Depois de duas semanas em Everett, Framingham e Somerville, na região de Bostoan, deixo a terra do tio Sam e retorno às terras de Santa Cruz. Entretanto, uma forte dúvida se imopõe: estou saindo dos Estados Unidos e regressando ao Brasil ou vice-versa? A pergunta se justifica pela quantidade de brasileiros que encontrei nos encontros, reuniões, retiros e celebrações realizados. Chegui e celebrar missa em português para mais de 500 pessoas, todas provenientes de Minas Gerais, Goiás, Espírito Santo, São Paulo, Rio de Janeiro, Santa Catarina, entre outros estados. Ah sim, não posso esquecer que havia também um punhado de imigrantes portugueses remanescentes das migrações de algumas décadas atrás.
Na celebração, podia-se constatar a presença de muitos jovens, mas também famílias inteiras e um bom número de crianças. Foi como reencontrar um “pedaço do Brasil” em plena América do Norte. Isto quer dizer, entre outras coisas, que o fluxo migratório entre o sul e o norte, embora represado pela pandemia da Covid-19, segue com relativa força. Igualmente surpreendente é verificar a alegria e o intercâmbio festivo dos brasileiros e brasileiras “em terras longínquas”. Ao contrário do que afirma o salmo 137, conseguem sim “cantar os cantos do Senhor em solo estrangeiro”. Ademais, boa parte dos imigrantes, de uma forma ou de outra, já conseguiu trabalho e moradia, deixando de herança para a família e filhos um horizonte de esperança, onde os direitos e a dignidade humana se fazem possíveis.
Duasa coisas, porém, continuam chamando a atenção. A primeira refere-se aos obstáculos e dificuldades que latinoamericanos e caribenhos em geral encontram, antes de mais nada, para agendar uma entrevista na embaixada ou consulado dos Estados Unidos, em seguida, às exigências cada vez mais rígidas de uma pesada burocracia para entrar em território estadunidense. Que o digam, por exemplo, os cidadadãs de El Salvador, Honduras e do Haiti – todos imobilizados nas fronteiras do Panamá, da Guatemala e do México.

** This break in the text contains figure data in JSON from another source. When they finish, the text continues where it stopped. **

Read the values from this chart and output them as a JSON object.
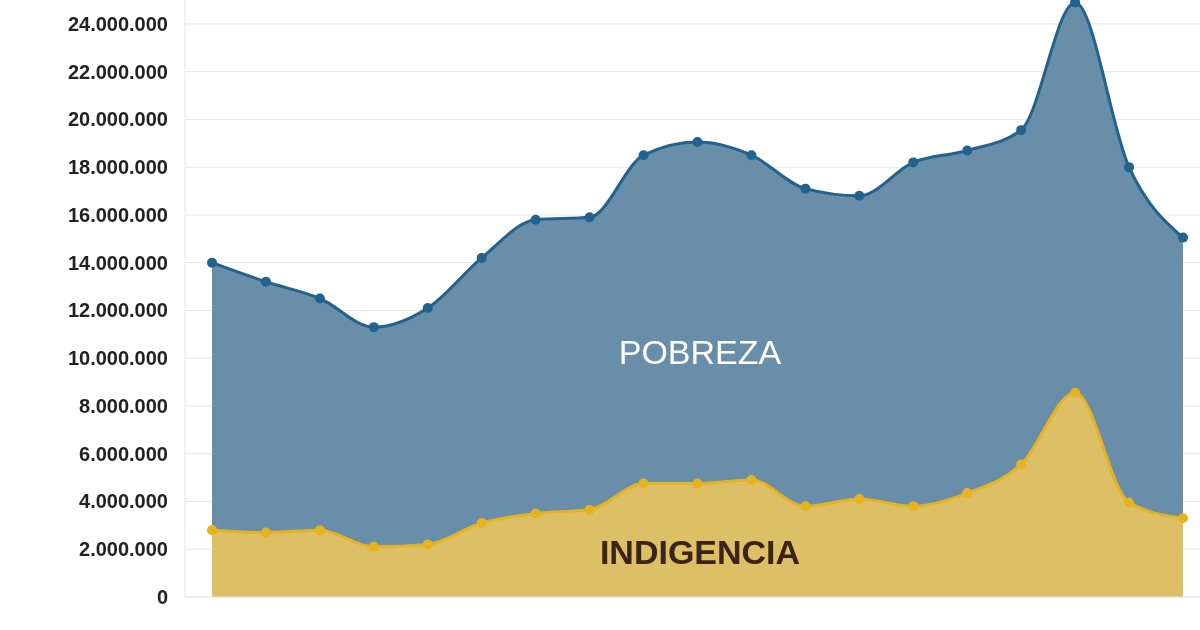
{
  "chart_data": {
    "type": "area",
    "categories": [
      null,
      null,
      null,
      null,
      null,
      null,
      null,
      null,
      null,
      null,
      null,
      null,
      null,
      null,
      null,
      null,
      null,
      null,
      null
    ],
    "series": [
      {
        "name": "POBREZA",
        "color": "#23628f",
        "values": [
          14000000,
          13200000,
          12500000,
          11300000,
          12100000,
          14200000,
          15800000,
          15900000,
          18500000,
          19050000,
          18500000,
          17100000,
          16800000,
          18200000,
          18700000,
          19550000,
          24900000,
          18000000,
          15050000
        ]
      },
      {
        "name": "INDIGENCIA",
        "color": "#e6b320",
        "values": [
          2800000,
          2700000,
          2800000,
          2100000,
          2200000,
          3100000,
          3500000,
          3650000,
          4750000,
          4750000,
          4900000,
          3800000,
          4100000,
          3800000,
          4350000,
          5550000,
          8550000,
          3950000,
          3300000
        ]
      }
    ],
    "ylim": [
      0,
      25000000
    ],
    "yticks": [
      {
        "value": 0,
        "label": "0"
      },
      {
        "value": 2000000,
        "label": "2.000.000"
      },
      {
        "value": 4000000,
        "label": "4.000.000"
      },
      {
        "value": 6000000,
        "label": "6.000.000"
      },
      {
        "value": 8000000,
        "label": "8.000.000"
      },
      {
        "value": 10000000,
        "label": "10.000.000"
      },
      {
        "value": 12000000,
        "label": "12.000.000"
      },
      {
        "value": 14000000,
        "label": "14.000.000"
      },
      {
        "value": 16000000,
        "label": "16.000.000"
      },
      {
        "value": 18000000,
        "label": "18.000.000"
      },
      {
        "value": 20000000,
        "label": "20.000.000"
      },
      {
        "value": 22000000,
        "label": "22.000.000"
      },
      {
        "value": 24000000,
        "label": "24.000.000"
      }
    ],
    "grid": "y",
    "marker": "circle",
    "line_style": "solid"
  }
}
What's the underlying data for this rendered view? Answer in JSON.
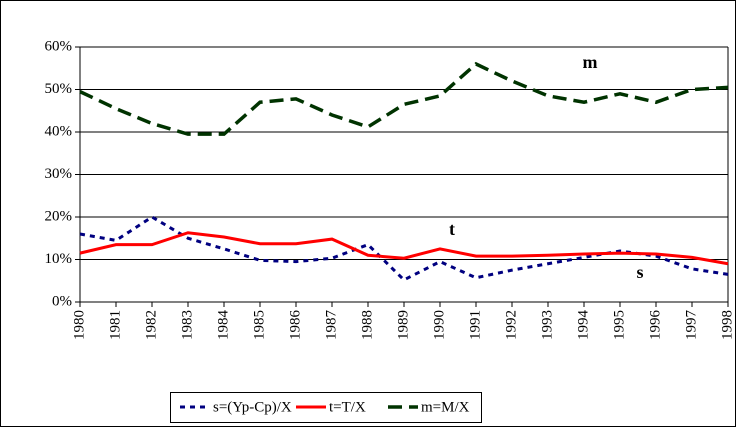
{
  "chart_data": {
    "type": "line",
    "categories": [
      "1980",
      "1981",
      "1982",
      "1983",
      "1984",
      "1985",
      "1986",
      "1987",
      "1988",
      "1989",
      "1990",
      "1991",
      "1992",
      "1993",
      "1994",
      "1995",
      "1996",
      "1997",
      "1998"
    ],
    "series": [
      {
        "name": "s=(Yp-Cp)/X",
        "color": "#000080",
        "dash": "dotted",
        "values": [
          16,
          14.5,
          20,
          15,
          12.5,
          9.8,
          9.5,
          10.3,
          13.5,
          5.2,
          9.5,
          5.7,
          7.5,
          9,
          10.5,
          12,
          10.8,
          7.8,
          6.5
        ]
      },
      {
        "name": "t=T/X",
        "color": "#ff0000",
        "dash": "solid",
        "values": [
          11.5,
          13.5,
          13.5,
          16.3,
          15.3,
          13.7,
          13.7,
          14.8,
          11,
          10.3,
          12.5,
          10.8,
          10.8,
          11,
          11.3,
          11.5,
          11.3,
          10.5,
          9
        ]
      },
      {
        "name": "m=M/X",
        "color": "#003300",
        "dash": "dashed",
        "values": [
          49.5,
          45.5,
          42,
          39.5,
          39.5,
          47,
          47.8,
          44,
          41.2,
          46.5,
          48.5,
          56,
          52,
          48.5,
          47,
          49,
          47,
          50,
          50.5
        ]
      }
    ],
    "annotations": [
      "m",
      "t",
      "s"
    ],
    "ylim": [
      0,
      60
    ],
    "yticks": [
      {
        "value": 0,
        "label": "0%"
      },
      {
        "value": 10,
        "label": "10%"
      },
      {
        "value": 20,
        "label": "20%"
      },
      {
        "value": 30,
        "label": "30%"
      },
      {
        "value": 40,
        "label": "40%"
      },
      {
        "value": 50,
        "label": "50%"
      },
      {
        "value": 60,
        "label": "60%"
      }
    ],
    "grid": true,
    "legend": "bottom"
  }
}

Se e quando conseguem vencer tais adversidades, o que os espera no Eldorado norteamericano, em lugar do futuro tão longa e laboriosamente acalentado, são não raro o rechaço e o preconceito, a xenofobia e a discriminação, para sequer falar das hostilidades de uma visão às vezes branca e supremacista.
Por uma parte, quantos vidas, sonhos e esperanças se estilhaçam contra os muros, visíveis ou invisíveis, da fronteira! Quantos imigrantes aí tropeçam com barreiras intransponíveis! Por outra, não têm sido poucos os voos cheios de deportados, com os ditos “imigrantes clandestinos ou irregulares”, em direção ao sul do continente, com destaque para o aeroporto internacional de Confins, em Belo Horizonte-MG. Lutas e tentativas que retornam ao grau zero, no regresso ao solo de origem e à própria família, levando no rosto, no coração e na alma a vergonha do fracasso. Sim, a dolorosa sensação de cansaço e abatimento, mas também a tenacidade vivaz de recomeçar a travessia. Não é incomum ouvir histórias de brasileiros que repetiram uma, duas, cinco e ou mais vezes a travessia rumo ao norte!
O segundo aspecto a ser sublinhado é a ampla rede familiar, comunitária e eclesial que costuma sustentar os recém-chegados aos Estados Unidos. Encontros, comemorações e celebrações festivas fazem com que os imigrantes que acabam de desembarcar logo se sintam em casa. Cruzar as portas de muitas igrejas da região de Boston – sem falar de outros localidades – é como entrar em solo familiar e brasileiro: de cara, topamos com o sorriso, o olhar amigo, o toque, o abraço e o calor humano que são marcas registradas de nossas terras tropicais. Semelhante ambiente caloroso, receptivo e de boas vindas faz uma diferença que surpreende positivamente quem pisa um chão desconhecido. Ou seja, “a multidão dos que passaram pela grande tribulação”, para usar as palavras do Apocalipse (Ap 7,9-17), mas também daquela que acabam de atravessar mares bravios, desertos estéreis e cerradas florestas.
Assim é a vida e a travessia do migrante. Ambígua e cheia de imprevistos, como a tortuosa trajetória da existência – mas, ao mesmo tempo, revestida de fê, esperança e teimosia.